The emergence of so many different types of computer and storage systems from a variety of vendors has led customers to develop benchmarks that characterize the performance of their applications on each of the systems they're looking at purchasing. Over the years, though, the benchmark process has become a game of “cat and mouse, dog eat dog, high stakes poker” – pick your cliché – with computer vendors and customers each trying to get the upper hand.

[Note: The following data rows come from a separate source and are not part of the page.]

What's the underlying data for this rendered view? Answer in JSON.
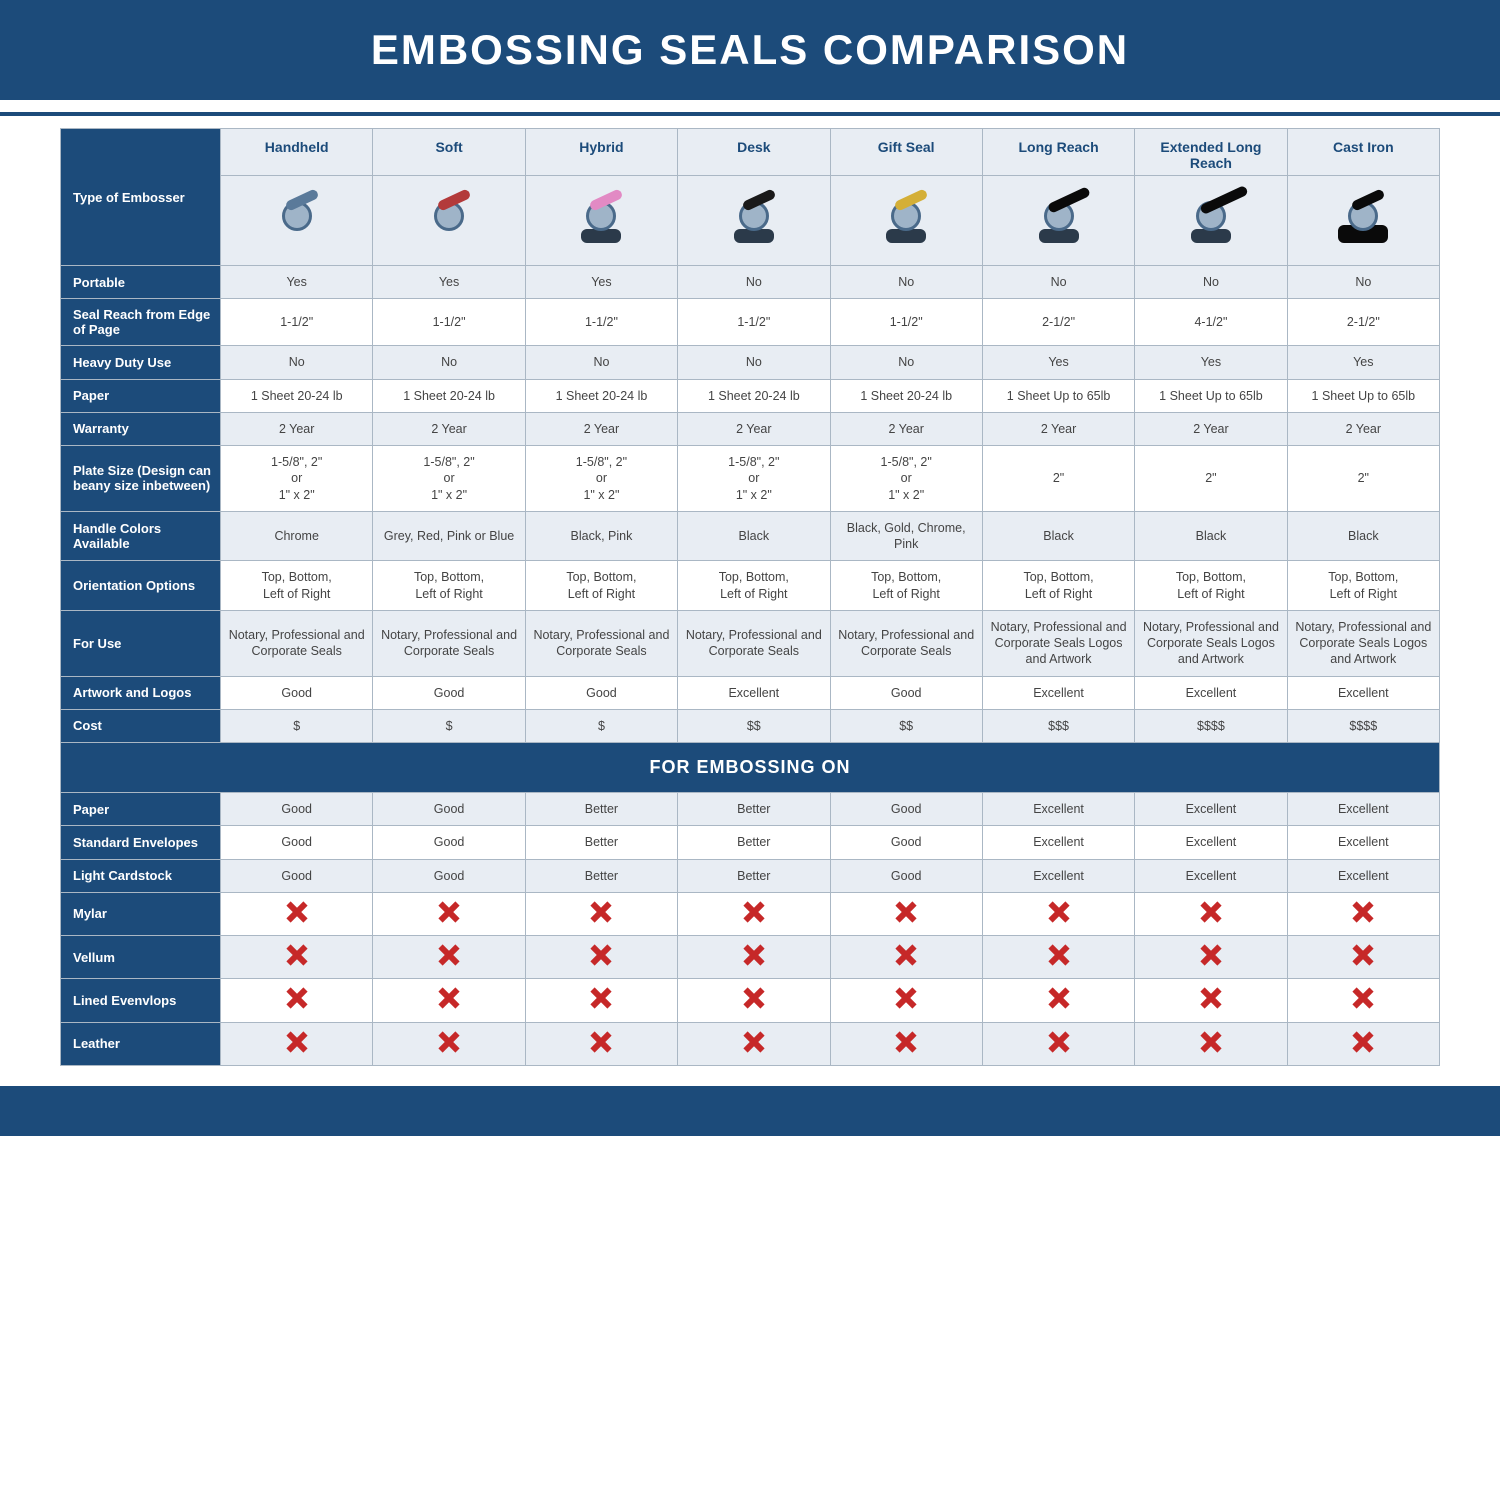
{
  "title": "EMBOSSING SEALS COMPARISON",
  "section_label": "FOR EMBOSSING ON",
  "colors": {
    "primary": "#1c4b7a",
    "header_bg": "#e8edf3",
    "alt_row_bg": "#e8edf3",
    "border": "#aab7c4",
    "x_red": "#c62828",
    "text": "#444444"
  },
  "row_header_label": "Type of Embosser",
  "columns": [
    {
      "key": "handheld",
      "label": "Handheld"
    },
    {
      "key": "soft",
      "label": "Soft"
    },
    {
      "key": "hybrid",
      "label": "Hybrid"
    },
    {
      "key": "desk",
      "label": "Desk"
    },
    {
      "key": "gift",
      "label": "Gift Seal"
    },
    {
      "key": "long",
      "label": "Long Reach"
    },
    {
      "key": "xlong",
      "label": "Extended Long Reach"
    },
    {
      "key": "iron",
      "label": "Cast Iron"
    }
  ],
  "rows": [
    {
      "label": "Portable",
      "alt": true,
      "cells": [
        "Yes",
        "Yes",
        "Yes",
        "No",
        "No",
        "No",
        "No",
        "No"
      ]
    },
    {
      "label": "Seal Reach from Edge of Page",
      "alt": false,
      "cells": [
        "1-1/2\"",
        "1-1/2\"",
        "1-1/2\"",
        "1-1/2\"",
        "1-1/2\"",
        "2-1/2\"",
        "4-1/2\"",
        "2-1/2\""
      ]
    },
    {
      "label": "Heavy Duty Use",
      "alt": true,
      "cells": [
        "No",
        "No",
        "No",
        "No",
        "No",
        "Yes",
        "Yes",
        "Yes"
      ]
    },
    {
      "label": "Paper",
      "alt": false,
      "cells": [
        "1 Sheet 20-24 lb",
        "1 Sheet 20-24 lb",
        "1 Sheet 20-24 lb",
        "1 Sheet 20-24 lb",
        "1 Sheet 20-24 lb",
        "1 Sheet Up to 65lb",
        "1 Sheet Up to 65lb",
        "1 Sheet Up to 65lb"
      ]
    },
    {
      "label": "Warranty",
      "alt": true,
      "cells": [
        "2 Year",
        "2 Year",
        "2 Year",
        "2 Year",
        "2 Year",
        "2 Year",
        "2 Year",
        "2 Year"
      ]
    },
    {
      "label": "Plate Size (Design can beany size inbetween)",
      "alt": false,
      "cells": [
        "1-5/8\", 2\"\nor\n1\" x 2\"",
        "1-5/8\", 2\"\nor\n1\" x 2\"",
        "1-5/8\", 2\"\nor\n1\" x 2\"",
        "1-5/8\", 2\"\nor\n1\" x 2\"",
        "1-5/8\", 2\"\nor\n1\" x 2\"",
        "2\"",
        "2\"",
        "2\""
      ]
    },
    {
      "label": "Handle Colors Available",
      "alt": true,
      "cells": [
        "Chrome",
        "Grey, Red, Pink or Blue",
        "Black, Pink",
        "Black",
        "Black, Gold, Chrome, Pink",
        "Black",
        "Black",
        "Black"
      ]
    },
    {
      "label": "Orientation Options",
      "alt": false,
      "cells": [
        "Top, Bottom,\nLeft of Right",
        "Top, Bottom,\nLeft of Right",
        "Top, Bottom,\nLeft of Right",
        "Top, Bottom,\nLeft of Right",
        "Top, Bottom,\nLeft of Right",
        "Top, Bottom,\nLeft of Right",
        "Top, Bottom,\nLeft of Right",
        "Top, Bottom,\nLeft of Right"
      ]
    },
    {
      "label": "For Use",
      "alt": true,
      "cells": [
        "Notary, Professional and Corporate Seals",
        "Notary, Professional and Corporate Seals",
        "Notary, Professional and Corporate Seals",
        "Notary, Professional and Corporate Seals",
        "Notary, Professional and Corporate Seals",
        "Notary, Professional and Corporate Seals Logos and Artwork",
        "Notary, Professional and Corporate Seals Logos and Artwork",
        "Notary, Professional and Corporate Seals Logos and Artwork"
      ]
    },
    {
      "label": "Artwork and Logos",
      "alt": false,
      "cells": [
        "Good",
        "Good",
        "Good",
        "Excellent",
        "Good",
        "Excellent",
        "Excellent",
        "Excellent"
      ]
    },
    {
      "label": "Cost",
      "alt": true,
      "cells": [
        "$",
        "$",
        "$",
        "$$",
        "$$",
        "$$$",
        "$$$$",
        "$$$$"
      ]
    }
  ],
  "emboss_rows": [
    {
      "label": "Paper",
      "alt": true,
      "cells": [
        "Good",
        "Good",
        "Better",
        "Better",
        "Good",
        "Excellent",
        "Excellent",
        "Excellent"
      ]
    },
    {
      "label": "Standard Envelopes",
      "alt": false,
      "cells": [
        "Good",
        "Good",
        "Better",
        "Better",
        "Good",
        "Excellent",
        "Excellent",
        "Excellent"
      ]
    },
    {
      "label": "Light Cardstock",
      "alt": true,
      "cells": [
        "Good",
        "Good",
        "Better",
        "Better",
        "Good",
        "Excellent",
        "Excellent",
        "Excellent"
      ]
    },
    {
      "label": "Mylar",
      "alt": false,
      "cells": [
        "X",
        "X",
        "X",
        "X",
        "X",
        "X",
        "X",
        "X"
      ]
    },
    {
      "label": "Vellum",
      "alt": true,
      "cells": [
        "X",
        "X",
        "X",
        "X",
        "X",
        "X",
        "X",
        "X"
      ]
    },
    {
      "label": "Lined Evenvlops",
      "alt": false,
      "cells": [
        "X",
        "X",
        "X",
        "X",
        "X",
        "X",
        "X",
        "X"
      ]
    },
    {
      "label": "Leather",
      "alt": true,
      "cells": [
        "X",
        "X",
        "X",
        "X",
        "X",
        "X",
        "X",
        "X"
      ]
    }
  ]
}
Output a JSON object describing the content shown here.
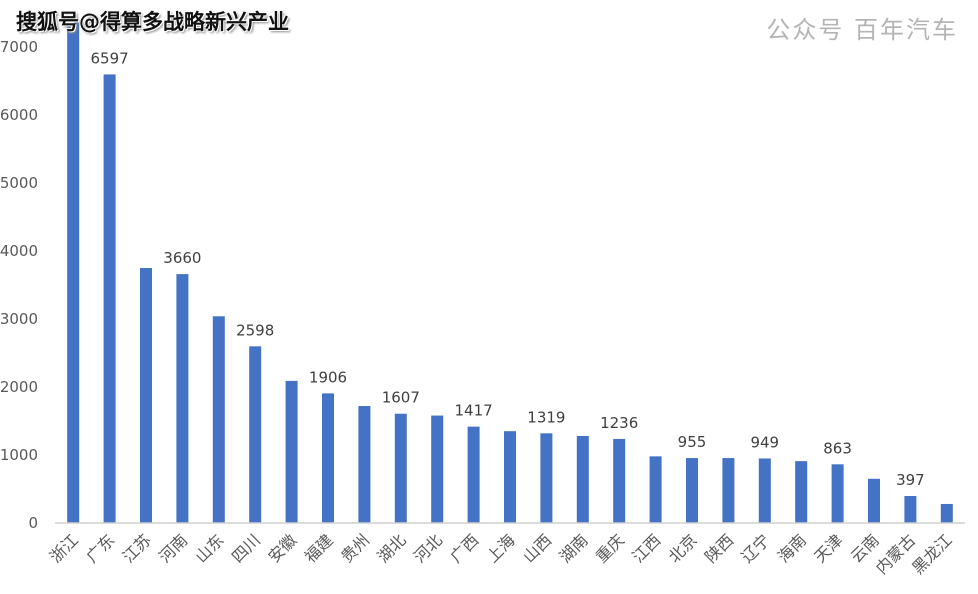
{
  "watermark_title": "搜狐号@得算多战略新兴产业",
  "watermark_footer": "公众号 百年汽车",
  "chart_data": {
    "type": "bar",
    "title": "",
    "xlabel": "",
    "ylabel": "",
    "ylim": [
      0,
      7000
    ],
    "yticks": [
      0,
      1000,
      2000,
      3000,
      4000,
      5000,
      6000,
      7000
    ],
    "grid": false,
    "bar_color": "#4472C4",
    "categories": [
      "浙江",
      "广东",
      "江苏",
      "河南",
      "山东",
      "四川",
      "安徽",
      "福建",
      "贵州",
      "湖北",
      "河北",
      "广西",
      "上海",
      "山西",
      "湖南",
      "重庆",
      "江西",
      "北京",
      "陕西",
      "辽宁",
      "海南",
      "天津",
      "云南",
      "内蒙古",
      "黑龙江"
    ],
    "values": [
      7400,
      6597,
      3750,
      3660,
      3040,
      2598,
      2090,
      1906,
      1720,
      1607,
      1580,
      1417,
      1350,
      1319,
      1280,
      1236,
      980,
      955,
      955,
      949,
      910,
      863,
      650,
      397,
      280
    ],
    "data_labels": {
      "1": "6597",
      "3": "3660",
      "5": "2598",
      "7": "1906",
      "9": "1607",
      "11": "1417",
      "13": "1319",
      "15": "1236",
      "17": "955",
      "19": "949",
      "21": "863",
      "23": "397"
    }
  }
}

Customers would typically write rules and create emulations of their workload or use their real workloads in an attempt to get an accurate representation of the vendor’s performance as well as to prevent the vendors from taking advantage of a tactic I call SBT (Slimy Benchmarking Tricks). On the other side of the equation, the vendor’s customary goal of attempting to win the benchmark at all costs would often work against the customer’s goal of meeting requirements for performance, reliability, and cost. On the customer side, it is almost always a balancing act among these three points.
What to Benchmark and Why
There are the obvious pieces of hardware that you need to include in the benchmark, such as NAS, RAIDs, tape drives, and server/hosts. There are also a large number of not-so-obvious hardware and software components, such as file systems, OS system tunables, tape libraries, HBAs and HBA tunables, Fibre Channel switches, NIC and TOE cards, RAID tunables and cache sizes, NAS tunables and cache sizes, and failover and fail back, just to name a few.
Here are a couple of questions to start with when planning a benchmark:
- Are all of the not-so-obvious items important to the benchmark?
- Do I need to create benchmarks in order to measure and understand each component?
I believe that some of the not-so-obvious hardware and software parts can be quite important in some cases, and at a minimum you need to understand the issues surrounding them. You might remember the example I used previously of the $2K HBA that significantly reduces the performance of a $1M RAID system.
Regarding the measurement issue, this is generally your responsibility. The storage provider will generally tell you what hardware and software they will provide and what is being used in the benchmark. If the benchmark does not reflect your real workload, then you could have the $2K HBA problem when the system is installed, but again, that would be your problem.
On the other hand, measuring the performance of even a simple HBA is a non-trivial effort for all but the most experienced storage performance analyst. Add to the process a consideration of the HBA tunables and failover and fail back, and the problem becomes insurmountable for most organizations. That is why it is a good idea to understand the issues, but not necessarily a good idea to attempt to benchmark each of the component parts.